As we finished our second and final warm-up lap, I stopped 50 meters short of the Echo Park boathouse, where my friends were waiting. I started my watch to make sure it would connect to GPS in time for the start of our race. I jogged ahead to talk with our timekeeper, Jason, who would use his phone to announce to the crowd if I was to be shamed or lauded when the lap was complete. I explained to Jason and the crowd that due to the occasionally fuzzy GPS, I would start racing 50 meters ahead of the start of the segment and keep going for 50 meters after it. Still, Jason was to base my time on when I passed the boathouse.
“The fastest a ten-year-old child has run a mile is five minutes and one second. That’s a real fact, folks. The record was set by Jonah Gorevic in 2003. Will Nate be able to run faster than a ten-year-old tonight?” Pat said, as I neared the starting line.

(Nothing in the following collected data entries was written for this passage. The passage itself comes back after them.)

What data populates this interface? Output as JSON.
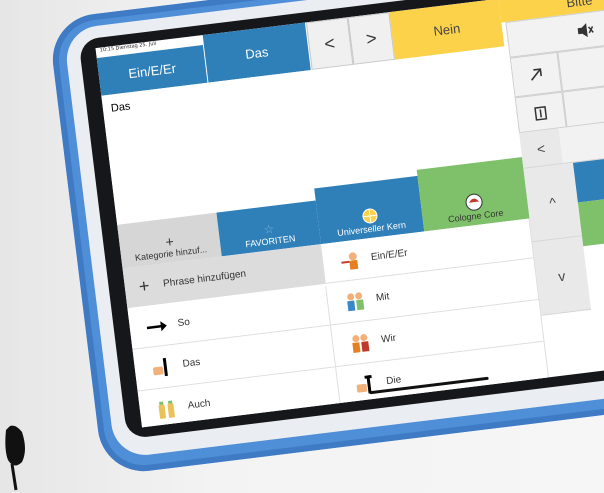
{
  "status_bar": {
    "time_date": "10:15  Dienstag 25. Juli"
  },
  "top_bar": {
    "tab_1": "Ein/E/Er",
    "tab_2": "Das",
    "back": "<",
    "forward": ">",
    "nein": "Nein",
    "bitte": "Bitte"
  },
  "message": {
    "text": "Das"
  },
  "categories": {
    "add": "Kategorie hinzuf...",
    "favorites": "FAVORITEN",
    "universal": "Universeller Kern",
    "cologne": "Cologne Core"
  },
  "phrases": {
    "add_phrase": "Phrase hinzufügen"
  },
  "left_column": [
    {
      "label": "So",
      "icon": "arrow-right-icon"
    },
    {
      "label": "Das",
      "icon": "pointing-hand-icon"
    },
    {
      "label": "Auch",
      "icon": "two-bottles-icon"
    }
  ],
  "right_column": [
    {
      "label": "Ein/E/Er",
      "icon": "person-pointing-icon"
    },
    {
      "label": "Mit",
      "icon": "two-people-icon"
    },
    {
      "label": "Wir",
      "icon": "group-icon"
    },
    {
      "label": "Die",
      "icon": "pointing-hand-icon"
    }
  ],
  "side_panel": {
    "speaker": "speaker-icon",
    "expand": "expand-arrow-icon",
    "settings": "gear-icon",
    "delete_left": "delete-word-icon",
    "delete_right": "delete-char-icon",
    "back_arrow": "<",
    "up": "^",
    "down": "v"
  },
  "colors": {
    "blue": "#2f7fb8",
    "yellow": "#fbd24a",
    "green": "#7fc16a",
    "case": "#4f8fd8"
  }
}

Finally, Ben and I checked in one final time with our video cyclist, Zack (yes, we really arranged for a video cyclist—it wouldn’t be a birthday-party solo race without one), who would record the proceedings and stream them live to my friends’ phones, hopefully alleviating the boredom as I ran on the other side of the park.

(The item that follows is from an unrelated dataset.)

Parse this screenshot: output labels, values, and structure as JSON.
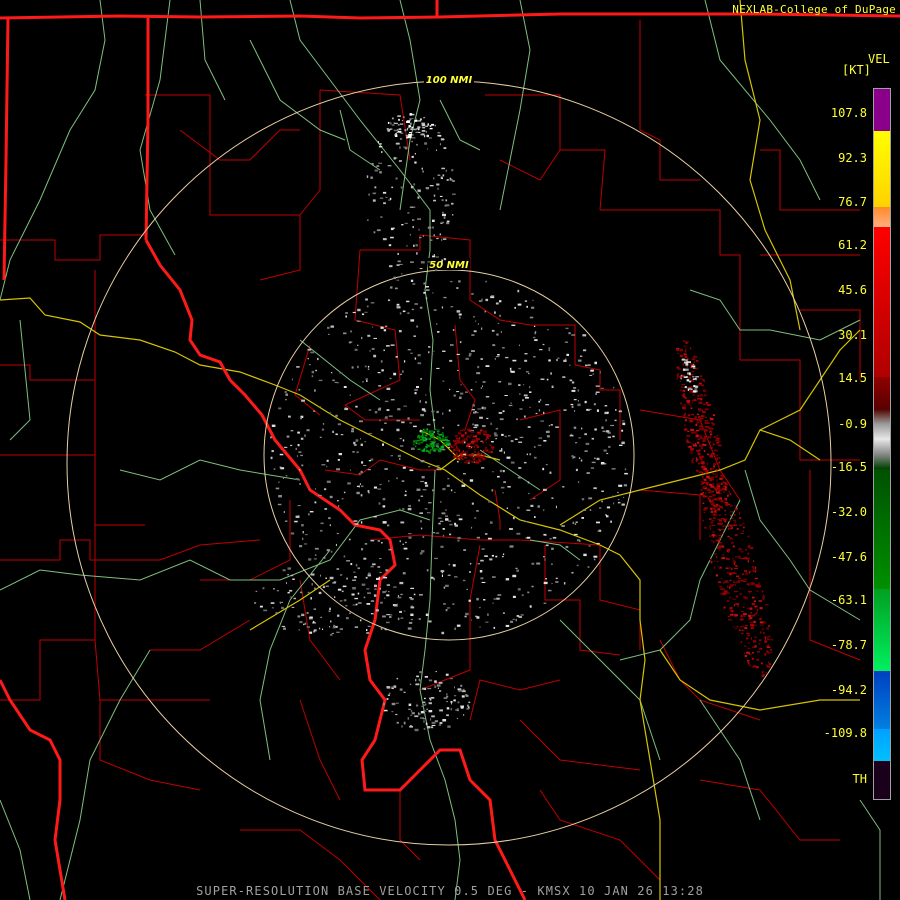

All was in order. There was nothing left to do now but run.
My time: 4:22. Or 4:24. Or maybe 6:01. Let me explain.
By my watch, I ran the 0.9-mile loop in 4:22. Jason’s phone timer had me at 4:24. Then, when I uploaded the effort from my Garmin, Strava put me at 6:01, a minute and half slower than I’d timed myself and a full minute behind the top spot on the leaderboard.
I did what I had intended to do. I ran a sub-five-minute mile. But according to Strava, I hadn’t.
I couldn’t figure out what went wrong. The Strava GPS was always a bit off, but there was usually no more than a ten-second discrepancy.
At the bar we went to afterward, I accepted back pats from my friends and thanked them for coming. I was genuinely touched that they showed up to support me. But I was also genuinely bummed that the race ended without my name at the top of the leaderboard.
The bartender delivered a bowl with three scoops of chocolate ice cream, adorned with a cocktail umbrella, a fortune cookie, and a shot of tequila on the side. I opened the fortune cookie. It was empty. Not a blank fortune, mind you, but empty. No paper at all.
“So, what was your fortune?” the bartender asked.
“It was empty,” I said.
“Oh, cool! I think that means you get to write your own fortune.”
But the metaphorical omen feels far more sinister to me: I am fortuneless.
Later that night, before I went to bed, I emailed Strava customer service, explained the situation, and even included a link to the shaky video of the event that my video cyclist Zack captured. A few days later, I received a reply:
“Around 15 minutes into the activity you turn back down the lake (clockwise) and then turn around again (counter-clockwise) in the direction of the segment. […] Our matching process has to be a little loose to account for GPS issues, which is why this extra bit was included. Unfortunately I’m unable to adjust your segment effort time.”
I’d given the app so much. Ounces of sweat. Molecules upon molecules of RMAT-blended rubber EVA outsole. A $59.99 annual Premium membership. And Strava repaid me by brushing off my jaw-dropping, record-smashing effort with a shrug of the shoulders, as if running around a lake path was something people did every day instead of something remarkable that should be documented for the ages.
As the days passed, I stopped running. What was the point?
Dejected and seeking solace, the words from our curly-haired bartender came back to me. I could write my own fortune. I could forge my own crown.
I logged into my Strava account, found my effort, and created a new segment. I named it “Echo Park - Boathouse to Boathouse Lap.”
As I write these words, I am currently the leader and sole participant of this 0.9-mile course. I invite all challengers to dethrone me. Although, on second thought, maybe I’ll make this segment private. I would be genuinely bummed if one of you came out and stole my glory.